When to drink water and how much of it? There’s no one-size-fits-all recommendation but you can find out what works best for you.
We take it for granted because it’s on tap, but the origin of our water is from outer space! It’s the most-abundant element in our bodies and is used to regulate temperature, perspiration and urination, and blood pressure, for example. But proper hydration is not simply about the volume of water we drink; the regulation of fluid in our bodies is much more sophisticated. It involves the homeostatic regulation of total body fluid volume, composition and distribution. Homeostasis refers to the body’s different systems being in equilibrium.
So how much should you drink everyday so it stays that way? This generally depends on your:
● individual physiology
● what activity you’re doing (running a marathon or a round of golf?)

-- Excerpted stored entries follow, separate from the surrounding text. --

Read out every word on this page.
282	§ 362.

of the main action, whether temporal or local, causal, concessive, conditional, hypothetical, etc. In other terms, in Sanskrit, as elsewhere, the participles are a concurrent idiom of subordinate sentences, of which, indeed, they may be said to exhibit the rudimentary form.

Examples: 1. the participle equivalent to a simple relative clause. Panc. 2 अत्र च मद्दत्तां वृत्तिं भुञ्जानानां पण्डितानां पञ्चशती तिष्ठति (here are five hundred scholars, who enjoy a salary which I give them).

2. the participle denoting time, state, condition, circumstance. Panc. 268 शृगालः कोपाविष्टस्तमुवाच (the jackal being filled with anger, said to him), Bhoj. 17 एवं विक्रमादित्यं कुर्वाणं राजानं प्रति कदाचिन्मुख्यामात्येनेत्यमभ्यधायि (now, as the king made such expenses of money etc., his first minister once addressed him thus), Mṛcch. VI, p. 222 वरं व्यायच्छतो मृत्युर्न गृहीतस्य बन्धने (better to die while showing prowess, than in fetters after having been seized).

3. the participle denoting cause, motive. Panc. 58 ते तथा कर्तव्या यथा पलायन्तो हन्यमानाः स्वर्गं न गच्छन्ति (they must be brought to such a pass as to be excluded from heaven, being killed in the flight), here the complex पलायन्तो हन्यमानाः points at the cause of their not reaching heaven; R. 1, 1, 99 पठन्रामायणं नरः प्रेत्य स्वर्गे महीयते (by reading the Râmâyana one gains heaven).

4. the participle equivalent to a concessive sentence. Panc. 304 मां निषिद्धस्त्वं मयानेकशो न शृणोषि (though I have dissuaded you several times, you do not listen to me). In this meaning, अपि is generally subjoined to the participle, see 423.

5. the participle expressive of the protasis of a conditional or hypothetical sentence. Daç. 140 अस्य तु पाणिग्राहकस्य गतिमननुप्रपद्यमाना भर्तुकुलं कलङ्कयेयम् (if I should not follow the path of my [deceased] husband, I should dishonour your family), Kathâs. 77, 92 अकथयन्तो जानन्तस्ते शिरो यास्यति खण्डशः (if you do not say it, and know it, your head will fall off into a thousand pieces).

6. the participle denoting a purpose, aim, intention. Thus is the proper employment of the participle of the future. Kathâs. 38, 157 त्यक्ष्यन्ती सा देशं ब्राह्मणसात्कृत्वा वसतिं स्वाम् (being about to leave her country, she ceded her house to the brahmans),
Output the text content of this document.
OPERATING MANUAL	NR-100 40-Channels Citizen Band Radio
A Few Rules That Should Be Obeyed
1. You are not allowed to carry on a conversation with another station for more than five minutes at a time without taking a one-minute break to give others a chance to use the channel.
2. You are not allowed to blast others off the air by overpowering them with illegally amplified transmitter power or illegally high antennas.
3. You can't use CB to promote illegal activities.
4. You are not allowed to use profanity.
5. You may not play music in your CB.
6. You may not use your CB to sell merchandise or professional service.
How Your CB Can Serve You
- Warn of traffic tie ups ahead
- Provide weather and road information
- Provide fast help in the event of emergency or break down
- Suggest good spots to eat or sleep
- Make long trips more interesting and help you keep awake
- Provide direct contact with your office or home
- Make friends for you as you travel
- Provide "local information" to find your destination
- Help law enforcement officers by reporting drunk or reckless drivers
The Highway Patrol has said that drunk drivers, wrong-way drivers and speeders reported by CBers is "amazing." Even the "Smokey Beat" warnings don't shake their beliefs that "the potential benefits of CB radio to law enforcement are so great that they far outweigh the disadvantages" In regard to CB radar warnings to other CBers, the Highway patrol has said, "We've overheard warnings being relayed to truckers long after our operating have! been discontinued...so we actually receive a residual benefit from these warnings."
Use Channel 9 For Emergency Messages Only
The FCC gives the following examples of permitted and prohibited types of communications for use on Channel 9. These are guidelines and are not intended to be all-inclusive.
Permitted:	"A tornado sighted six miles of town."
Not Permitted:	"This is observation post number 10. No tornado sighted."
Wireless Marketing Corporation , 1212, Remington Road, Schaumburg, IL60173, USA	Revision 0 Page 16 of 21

● how vigorously you’re doing it
● whether you’re doing it indoors or outdoors
● the climate where you live, and
● today’s weather
Bear in mind we also ingest water through eating; some 20 percent of daily fluid intake is estimated to be from food. Should you drink eight glasses of water a day? Not necessarily. This advice that has taken over the internet is not backed up by scientific research. It all depends on the factors above.
Drink when you’re thirsty. It’s your body’s signal to you to help it regulate its fluid balance. But don’t drink continuously throughout your workout or your body will be forced to keep readjusting itself to maintain homeostasis. You’ll know this is happening when you feel bloated or uncomfortable.
Working out outdoors under the sun?
That said, it’s important to ensure you’re comfortably hydrated before you start your workout, especially outdoors during a hot day. Be aware that it can be cloudy and still dehydrating out there, but you might not realise this, such as when you’re swimming. In such conditions, make sure to drink after your workout as well, until you begin to feel less thirsty.
Do so calmly. Observe that professional athletes take only occasional breaks for water, and then they do not glug it down. Don’t drink in the middle of active play or workouts. (Marathons are something else; see below.)
Signs of dehydration
The symptoms of mild dehydration are fatigue, dizziness, and mild disorientation. They usually cause a little discomfort, but are resolved by rest and drinking water. Severe dehydration is of course a medical emergency, but is unlikely to happen in an air-conditioned gym under the supervision of qualified trainers. Running outdoors in the midday sun in the city? Don’t do it.
What happens if you drink too much water?
It dilutes electrolytes in your blood, such as sodium which helps balance the amount of fluids inside and outside of cells via osmotic pressure (the exchange of minerals between fluids). If sodium levels drop from excess water intake, your cells will swell from absorbing more water. When this happens to brain cells, pressure can build up inside the skull, leading to headache, nausea, vomiting and cramping, which can be misinterpreted as symptoms of dehydration. Marathon runners have been known to overcompensate for dehydration, especially if they drink a large volume within a short time. Because our kidneys cannot excrete more than a liter per hour, it is thought that we should not drink beyond this amount in this duration.
Takeaway: What’s the ambient temperature like where you’re working out? Be aware of this but otherwise, just drink when thirsty. Don’t overrule your body’s thirst signals with theory and unproven recommendations that lead to neuroses. Enjoy your workout!